ORLAU has been a Vicon customer for nearly 20 years. Their 12 camera F40 system is used for clinical gait analysis, ankle and foot orthosis (AFO) tuning and functional electrical stimulation (FES) services.

Caroline Stewart, bioengineer at ORLAU, said, “The integration of video and the facility for video vector analysis is really important for ORLAU. We make use of video vector in all our assessments, but it is particularly important in our orthotic tuning clinics. Over the years our greatest need has been improved marker tracking and the ability to track smaller markers, sited closer together and across greater volumes.

"Recent developments in hardware have made this possible and we can do almost anything we need to with our Vicon system."

More recently, the Vicon system has been used on a research project that seeks to assess and quantify the changes in walking following knee replacement.

Funded by the North West Trust, the work on knee replacement is being carried out in collaboration with Betsi Cadwaladr University Health Board, ORLAU and Cardiff University.

Andy Metcalfe, orthopedic registrar at Cardiff University, says, “Both patients and clinicians often comment that patients with knee osteoarthritis ‘wear out’ their other joints by changing their gait pattern and placing excessive loads on previously undamaged joints. Many people see this as obvious, without being aware that there is little evidence base for this view.

“We realized that we could not explain whether this phenomenon actually happens, how it happens or why. This information could be very valuable as it could potentially be used to slow the progression of disease in the other joint.”

Metcalfe recruited 20 patients with arthritis confined to a single knee joint. The aim was to measure their gait and determine if there was any evidence for the patients’ feelings that their painful knee was causing them to walk in such a way that their other joints were being damaged.

After securing a research grant from a local NHS trust, a group of patients were selected from the knee replacement waiting list who fitted the criteria of having one painful knee but no other lower limb joint pains. 3D gait analysis and EMG data was captured on 20 patients. One year after the operation 15 came back to be re-assessed.

The analysis was carried out using ORLAUs Vicon system and Nexus software.

The team hypothesised that pre-operative gait patterns would exhibit large variability, but return to normal patterns post operatively. Metcalfe comments, “In fact the reverse was true. We saw a remarkably consistent pattern pre-operatively and much more variation in recovery after arthroplasty. Pre-operatively, gait patterns were characterized by slow gait speeds, abnormal waveforms in the coronal plane moments with increased adduction moment impulses, and high levels of quadriceps/hamstrings co-contraction. Post-operative, whilst subjective outcome scores normalized in a reasonably consistent manner, recovery of gait variables was very variable, and usually incomplete.”

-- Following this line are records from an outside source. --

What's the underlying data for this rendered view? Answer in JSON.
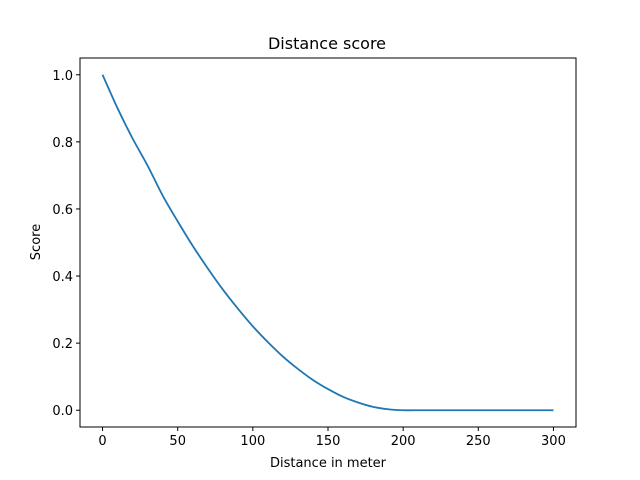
{
  "chart_data": {
    "type": "line",
    "title": "Distance score",
    "xlabel": "Distance in meter",
    "ylabel": "Score",
    "xlim": [
      -15,
      315
    ],
    "ylim": [
      -0.05,
      1.05
    ],
    "xticks": [
      0,
      50,
      100,
      150,
      200,
      250,
      300
    ],
    "yticks": [
      0.0,
      0.2,
      0.4,
      0.6,
      0.8,
      1.0
    ],
    "ytick_labels": [
      "0.0",
      "0.2",
      "0.4",
      "0.6",
      "0.8",
      "1.0"
    ],
    "grid": false,
    "series": [
      {
        "color": "#1f77b4",
        "x": [
          0,
          10,
          20,
          30,
          40,
          50,
          60,
          70,
          80,
          90,
          100,
          110,
          120,
          130,
          140,
          150,
          160,
          170,
          180,
          190,
          200,
          210,
          220,
          230,
          240,
          250,
          260,
          270,
          280,
          290,
          300
        ],
        "y": [
          1.0,
          0.9,
          0.81,
          0.729,
          0.64,
          0.563,
          0.49,
          0.423,
          0.36,
          0.303,
          0.25,
          0.203,
          0.16,
          0.123,
          0.09,
          0.063,
          0.04,
          0.023,
          0.01,
          0.003,
          0.0,
          0.0,
          0.0,
          0.0,
          0.0,
          0.0,
          0.0,
          0.0,
          0.0,
          0.0,
          0.0
        ]
      }
    ]
  }
}
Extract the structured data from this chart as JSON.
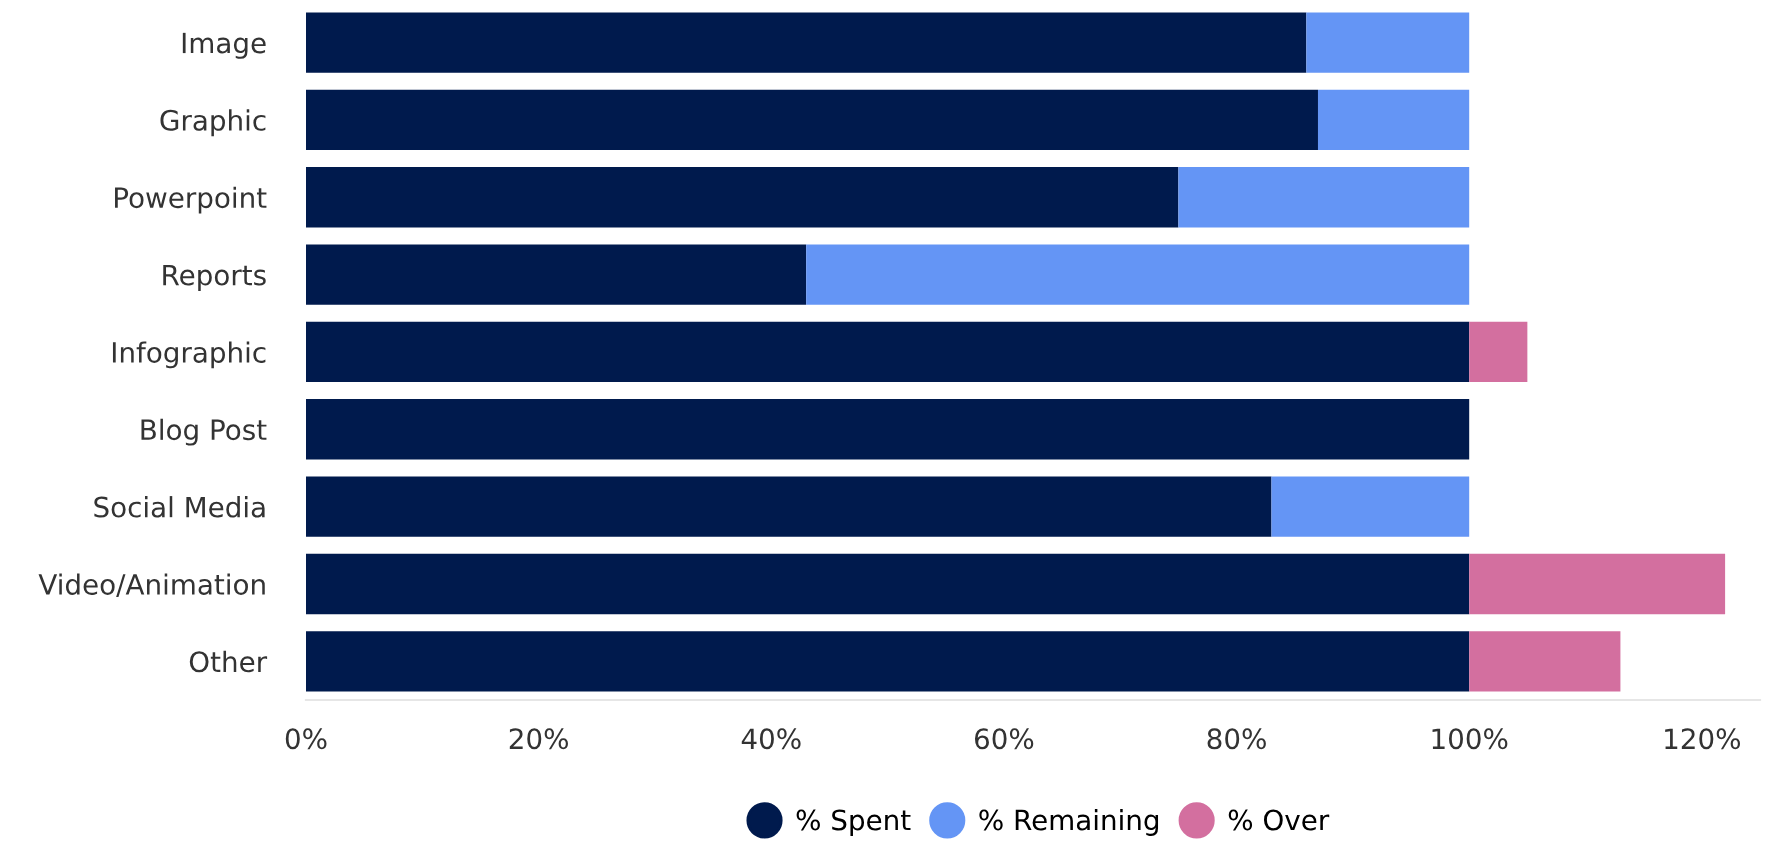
{
  "chart_data": {
    "type": "bar",
    "orientation": "horizontal",
    "stacked": true,
    "categories": [
      "Image",
      "Graphic",
      "Powerpoint",
      "Reports",
      "Infographic",
      "Blog Post",
      "Social Media",
      "Video/Animation",
      "Other"
    ],
    "series": [
      {
        "name": "% Spent",
        "color": "#001a4d",
        "values": [
          86,
          87,
          75,
          43,
          100,
          100,
          83,
          100,
          100
        ]
      },
      {
        "name": "% Remaining",
        "color": "#6495f5",
        "values": [
          14,
          13,
          25,
          57,
          null,
          null,
          17,
          null,
          null
        ]
      },
      {
        "name": "% Over",
        "color": "#d36f9f",
        "values": [
          null,
          null,
          null,
          null,
          5,
          null,
          null,
          22,
          13
        ]
      }
    ],
    "xlim": [
      0,
      125
    ],
    "xticks": [
      {
        "value": 0,
        "label": "0%"
      },
      {
        "value": 20,
        "label": "20%"
      },
      {
        "value": 40,
        "label": "40%"
      },
      {
        "value": 60,
        "label": "60%"
      },
      {
        "value": 80,
        "label": "80%"
      },
      {
        "value": 100,
        "label": "100%"
      },
      {
        "value": 120,
        "label": "120%"
      }
    ],
    "grid": false,
    "legend": "bottom",
    "marker": "circle"
  }
}
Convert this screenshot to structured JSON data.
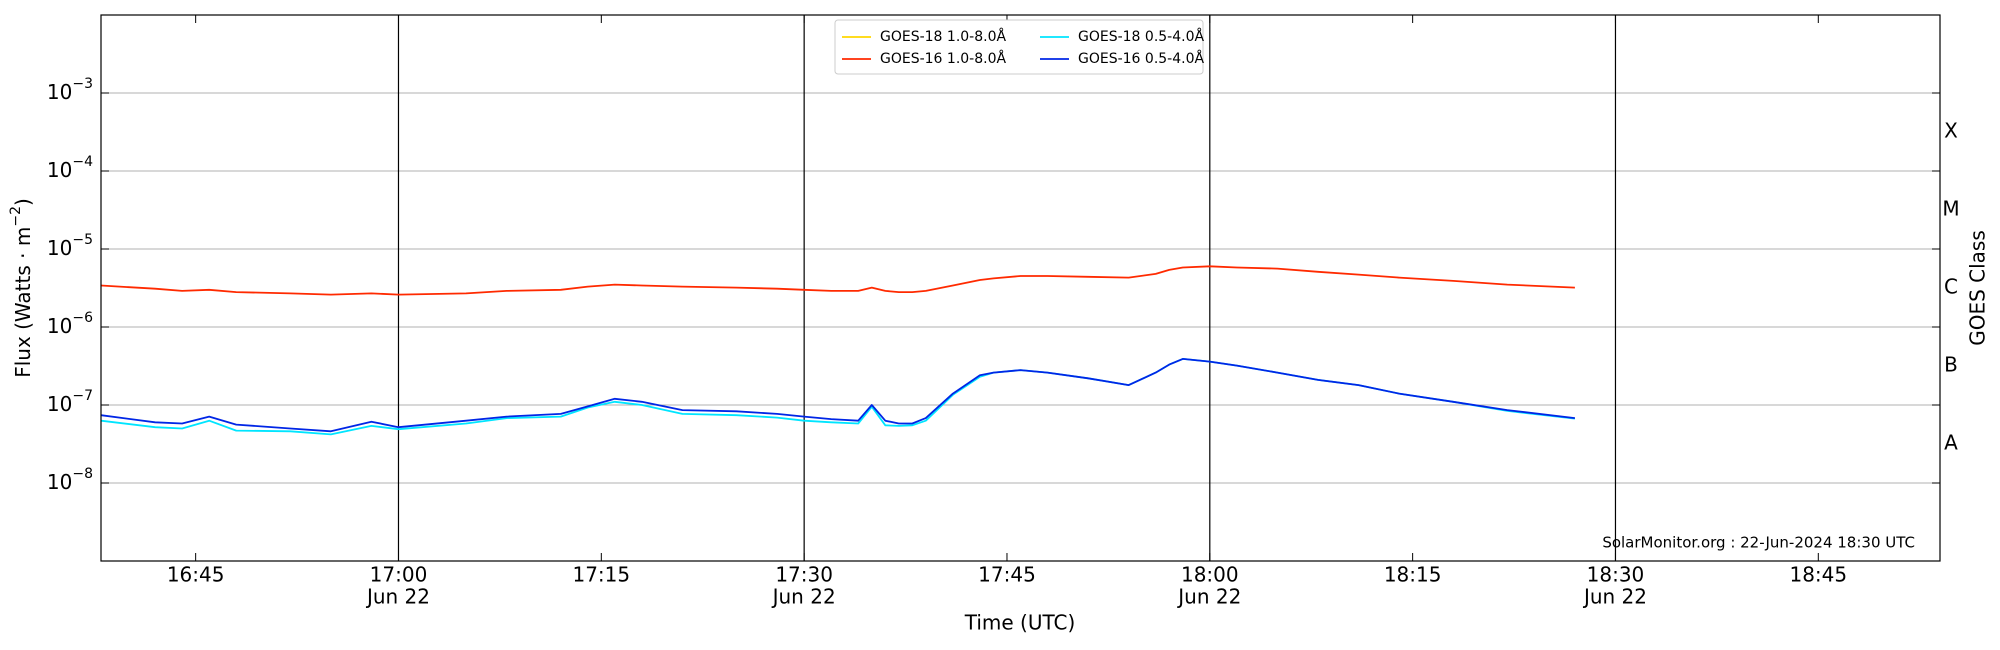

The results show that patients with single joint arthritis overload their other joints when they walk. The excessive load comes from a combination of sustained high varus moments through stance phase, combined with quadriceps and hamstring co-contraction. Not all of the issues identified resolve when the knee joint is replaced.

Metcalfe concludes, “This study has given us a fascinating insight into an aspect of knee osteoarthritis that we did not have before. It has also given us a big pile of research plans and new studies to carry these early observations on into new treatments for the future. A challenge but one we look forward to taking on.”

The results from the pre-operative analysis have recently been published in the Bone and Joint Journal (2013, 95(3), p348-353). The early results from the post operative analysis have been published in Gait and Posture (2013, 37(1), p32-6).